During the 1750s and 1760s, he published books of astronomical calculations and many timetables and drawings. He introduced his work declaring that he sought to enable Jews “to understand the Creator and master of the heavens.” Elsewhere, he wrote that anyone who did not believe in the Messiah was a heretic. such a combination of the religious and the scientific was typical of the period. Levi was a man of the European Enlightenment, his world the new worlds of science and philosophy.

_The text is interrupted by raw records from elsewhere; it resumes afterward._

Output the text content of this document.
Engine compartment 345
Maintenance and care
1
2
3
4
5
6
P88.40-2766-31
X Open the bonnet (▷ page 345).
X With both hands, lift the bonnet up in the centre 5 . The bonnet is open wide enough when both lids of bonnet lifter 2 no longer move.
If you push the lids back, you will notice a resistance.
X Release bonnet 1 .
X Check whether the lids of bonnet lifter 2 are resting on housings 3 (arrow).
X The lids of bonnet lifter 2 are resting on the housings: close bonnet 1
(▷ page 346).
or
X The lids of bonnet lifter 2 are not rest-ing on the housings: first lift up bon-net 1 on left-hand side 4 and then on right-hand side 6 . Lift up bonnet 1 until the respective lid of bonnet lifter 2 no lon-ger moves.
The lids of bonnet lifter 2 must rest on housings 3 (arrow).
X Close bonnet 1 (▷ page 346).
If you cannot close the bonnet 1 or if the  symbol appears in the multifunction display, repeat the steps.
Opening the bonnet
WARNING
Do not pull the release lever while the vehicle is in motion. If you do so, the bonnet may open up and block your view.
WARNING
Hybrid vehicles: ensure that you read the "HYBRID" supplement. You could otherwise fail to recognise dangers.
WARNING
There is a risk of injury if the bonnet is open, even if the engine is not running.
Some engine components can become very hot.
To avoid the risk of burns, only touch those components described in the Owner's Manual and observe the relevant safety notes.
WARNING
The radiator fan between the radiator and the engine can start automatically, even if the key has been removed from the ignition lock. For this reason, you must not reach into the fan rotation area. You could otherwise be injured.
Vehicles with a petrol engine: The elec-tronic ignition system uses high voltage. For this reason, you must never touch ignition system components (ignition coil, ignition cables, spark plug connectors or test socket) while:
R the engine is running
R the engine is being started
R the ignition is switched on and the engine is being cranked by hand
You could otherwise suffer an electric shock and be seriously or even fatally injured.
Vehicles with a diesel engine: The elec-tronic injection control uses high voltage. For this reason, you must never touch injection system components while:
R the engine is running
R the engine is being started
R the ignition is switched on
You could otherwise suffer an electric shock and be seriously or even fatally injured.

His passion was knowledge and dedication to the sciences, which he declared to be sorely neglected by the Jewish community:
“We have,” he wrote, “almost entirely lost our ancient sagacity. . . . [N]o one is inclined to study and probe these profound matters. . . . Now, instead of being superior to all gentiles in our fame and glory we have become objects of shame, mocked by all the nations.”
He himself had grown, he wrote, “zealous, anxious to remove the taint of shame from our faces.” His books, he said, were “filled with all human wisdom,” science and philosophy as well as the divine, and “all based on rational proofs.”
The near obsession with the new learning, the lamentations at exclusion from it of Jews, and the assertion that reason guided his every step were repeated, with increasing vehemence, as the Haskalah matured. What is now called the “Haskalah” or the “late Haskalah” or even the “revolutionary Haskalah” dates from 1780 in Germany and, subsequently moving further east, lasted into the 1880s.
But historical accounts of the Haskalah revolved around the Berlin German-Jewish philosopher Moses Mendelssohn (1729–1786), who became known throughout Europe as the “Jewish Socrates.”